Das Fernbleiben vom Dienst ist gerechtfertigt, wenn der Dienstnehmer tatsächlich krank und arbeitsunfähig ist (RIS-Justiz RS0029527 [T2]). Daneben kann eine Pflichtverletzung vorliegen, wenn der Arbeitnehmer zwar krankgeschrieben ist, aber nicht auf die Richtigkeit der Feststellung der Arbeitsunfähigkeit vertrauen darf; dies wäre etwa der Fall, wenn der Arbeitnehmer die ärztliche Bestätigung durch bewusst unrichtige Angaben gegenüber dem Arzt erwirkt hätte (vgl RIS-Justiz RS0028875). Die Pflichtverletzung muss, um eine darauf gestützte Entlassung zu rechtfertigen, schuldhaft erfolgen. Als Schuldform reicht Fahrlässigkeit aus, doch muss dem Arbeitnehmer bei Anwendung pflichtgemäßer Sorgfalt die Pflichtwidrigkeit seines Verhaltens erkennbar sein. Lehnt ein Arbeitnehmer eine ihm aufgetragene Arbeit in der irrigen Meinung ab, er sei zu ihrer Durchführung nicht verpflichtet, obliegt ihm der Nachweis, dass er sich über seine Verpflichtung trotz Anwendung der pflichtgemäßen Sorgfalt in einem Irrtum befunden habe (RIS-Justiz RS0060748).

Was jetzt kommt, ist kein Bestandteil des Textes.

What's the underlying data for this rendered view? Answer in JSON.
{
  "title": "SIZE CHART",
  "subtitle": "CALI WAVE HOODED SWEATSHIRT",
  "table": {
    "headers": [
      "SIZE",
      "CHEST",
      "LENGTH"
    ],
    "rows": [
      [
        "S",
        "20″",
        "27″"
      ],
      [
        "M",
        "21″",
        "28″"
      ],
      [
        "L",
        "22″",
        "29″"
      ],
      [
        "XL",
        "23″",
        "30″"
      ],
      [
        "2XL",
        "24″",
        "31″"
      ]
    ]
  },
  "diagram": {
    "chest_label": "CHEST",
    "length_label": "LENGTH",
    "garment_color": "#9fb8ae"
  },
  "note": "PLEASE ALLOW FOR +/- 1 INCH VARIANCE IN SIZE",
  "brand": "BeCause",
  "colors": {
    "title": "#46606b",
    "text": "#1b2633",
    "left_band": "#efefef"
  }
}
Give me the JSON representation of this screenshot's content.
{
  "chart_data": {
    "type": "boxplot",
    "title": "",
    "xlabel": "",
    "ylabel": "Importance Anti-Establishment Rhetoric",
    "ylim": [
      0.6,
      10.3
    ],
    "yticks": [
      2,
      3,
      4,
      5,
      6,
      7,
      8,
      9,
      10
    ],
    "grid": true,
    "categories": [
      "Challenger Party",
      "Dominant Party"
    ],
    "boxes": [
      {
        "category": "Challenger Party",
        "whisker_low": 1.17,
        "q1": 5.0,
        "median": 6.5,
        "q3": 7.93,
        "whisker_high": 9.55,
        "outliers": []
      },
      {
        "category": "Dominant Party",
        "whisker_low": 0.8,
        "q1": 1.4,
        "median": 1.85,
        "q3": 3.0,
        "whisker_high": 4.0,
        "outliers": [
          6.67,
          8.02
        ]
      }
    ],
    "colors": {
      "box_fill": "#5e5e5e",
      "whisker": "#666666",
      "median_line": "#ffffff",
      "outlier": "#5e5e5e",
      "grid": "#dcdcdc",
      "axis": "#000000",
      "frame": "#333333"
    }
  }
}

Selbst wenn der Kläger objektiv in der Lage gewesen wäre, die ihm von der Beklagten Anfang Juni aufgetragenen Arbeiten zu verrichten, gehen aus dem festgestellten Sachverhalt keine Umstände hervor, die auf ein entsprechendes Verschulden des Klägers schließen ließen. Soweit die Beklagte in ihrer Berufung zu diesem Punkt die Ersatzfeststellung begehrte, dass dem Kläger Anfang Juni 2011 objektiv und subjektiv die Erbringung der Kabelverlegungsarbeiten möglich gewesen wäre, war das Berufungsgericht der Ansicht, dass die Beklagte dazu kein ausreichendes erstinstanzliches Vorbringen erstattet hatte. Die Frage, ob im Hinblick auf den Inhalt der Prozessbehauptungen eine bestimmte Tatsache als vorgebracht anzusehen ist, ist jedoch eine Frage des Einzelfalls, der zur Wahrung der Rechtseinheit, Rechtssicherheit oder Rechtsentwicklung keine erhebliche Bedeutung zukommt. Auch ob das bisher erstattete Vorbringen so weit spezifiziert ist, dass es als Anspruchsgrundlage hinreicht beziehungsweise wie weit ein bestimmtes Vorbringen einer Konkretisierung zugänglich ist, ist eine Frage des Einzelfalls (RIS-Justiz RS0042828), die hier vom Berufungsgericht in zumindest vertretbarer Weise beantwortet wurde. Zu der von der Beklagten begehrten Ersatzfeststellung, dass die Kabelverlegungsarbeiten vom Kläger lediglich eine Tätigkeit im Gehen, Stehen bzw Sitzen erfordert hätten, sei im Übrigen nur darauf hingewiesen, dass nach Aussage des Arztes beim Sitzen gerade auch der beim Kläger verletzte hintere Teil des Meniskus belastet worden wäre und ein Patient vor der Operation auch im Stehen nicht arbeitsfähig ist (ON 12 S 4).

Mangels einer Rechtsfrage von der Qualität des § 502 Abs 1 ZPO ist die Revision daher zurückzuweisen.